Business week has come up with an article about Mobile VoIP and some of the players that are ruling the roost in this arena. What this mean is that Mobile VoIP is gaining momentum and mainstream is recognizing the potential in this technology. From a technology standpoint, this has been there for a long time. What wasn’t available was a good wireless data network bandwidth to carry voice packets. Earlier it was GPRS and with the evolution of EDGE, HSDPA, 3G, CDMA rev-a, data bandwidth has gained a big boost. I guess what matters to the users trying out these mobile apps is the QOS and with the right bandwidth, you can get a very good voice quality. Check out my earlier article on different Mobile VoIP calling options
Business week sites how users could save lot of money using applications like Gorilla Mobile that relies on Internet-based technology. Some of the applications like truphone, fring, mig33 support free calling if both the originator and the recipient have their clients installed. Basically this bypasses operator’s circuit switch network completely. ( Truphone as a MVNO 2.0 ) Off course this is worrisome to the operator. For those consumers who make lot of international calls and national calls with limited voice calling plans, Mobile VoIP is a blessing and big time money saver. What this means is- u could just get a unlimited data plan and basic voice plan and use one of these clients to make voice calls.
Acoording to the article:
Wireless carriers are expected to generate $700.7 billion in sales of voice services this year, according to consulting firm Ovum. Still, carriers in the fiercely competitive mobile-phone industry will be none too pleased with newcomers snapping up a portion of the almost one-quarter of all wireless minutes now devoted to long-distance and international calls. Insight Research estimates that together, international and long distance will make up 24% of the 1.2 billion wireless minutes used this year.

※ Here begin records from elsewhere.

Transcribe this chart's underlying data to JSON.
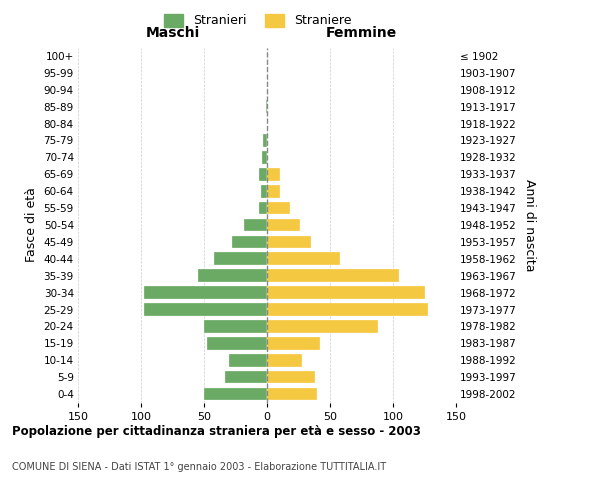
{
  "age_groups": [
    "100+",
    "95-99",
    "90-94",
    "85-89",
    "80-84",
    "75-79",
    "70-74",
    "65-69",
    "60-64",
    "55-59",
    "50-54",
    "45-49",
    "40-44",
    "35-39",
    "30-34",
    "25-29",
    "20-24",
    "15-19",
    "10-14",
    "5-9",
    "0-4"
  ],
  "birth_years": [
    "≤ 1902",
    "1903-1907",
    "1908-1912",
    "1913-1917",
    "1918-1922",
    "1923-1927",
    "1928-1932",
    "1933-1937",
    "1938-1942",
    "1943-1947",
    "1948-1952",
    "1953-1957",
    "1958-1962",
    "1963-1967",
    "1968-1972",
    "1973-1977",
    "1978-1982",
    "1983-1987",
    "1988-1992",
    "1993-1997",
    "1998-2002"
  ],
  "maschi": [
    0,
    0,
    0,
    1,
    0,
    3,
    4,
    6,
    5,
    6,
    18,
    28,
    42,
    55,
    98,
    98,
    50,
    48,
    30,
    33,
    50
  ],
  "femmine": [
    0,
    0,
    0,
    0,
    0,
    0,
    0,
    10,
    10,
    18,
    26,
    35,
    58,
    105,
    125,
    128,
    88,
    42,
    28,
    38,
    40
  ],
  "maschi_color": "#6aaa64",
  "femmine_color": "#f5c842",
  "background_color": "#ffffff",
  "grid_color": "#cccccc",
  "title": "Popolazione per cittadinanza straniera per età e sesso - 2003",
  "subtitle": "COMUNE DI SIENA - Dati ISTAT 1° gennaio 2003 - Elaborazione TUTTITALIA.IT",
  "xlabel_left": "Maschi",
  "xlabel_right": "Femmine",
  "ylabel_left": "Fasce di età",
  "ylabel_right": "Anni di nascita",
  "legend_stranieri": "Stranieri",
  "legend_straniere": "Straniere",
  "xlim": 150
}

From a business standpoint, Telco operators are not gone sit and watch some third-party apps use their wireless data network and eat away their voice revenue, which is already taking a beating. I have mentioned this earlier many a times in my earlier articles about why operators would do anything to block Mobile VoIP calls. The recent dogfight between truphone and T-Mobile, Nokia dropping VoIP capability and Apple no iPhone SDK support for VoIP calls over wireless data network clearly proves the point. T-Mobile supports WIFI based calling via their own hotspots, caveat is, u need to pay $10 dollars for additional calling plan. Another point to mention here is that with unlimited voice calling minutes becoming cheaper day by day, using these apps makes more sense when u make more international calls. Also, Mobile VoIP would make perfect sense for corporate users who make lot of voice calls. We have seen lot of innovation in this arena FMC, UC, Femtocel. Not sure if any of these technology made big headways.
End of the day, all these apps are at the mercy of Operators. They have the potential to block any app that threatens their revenue.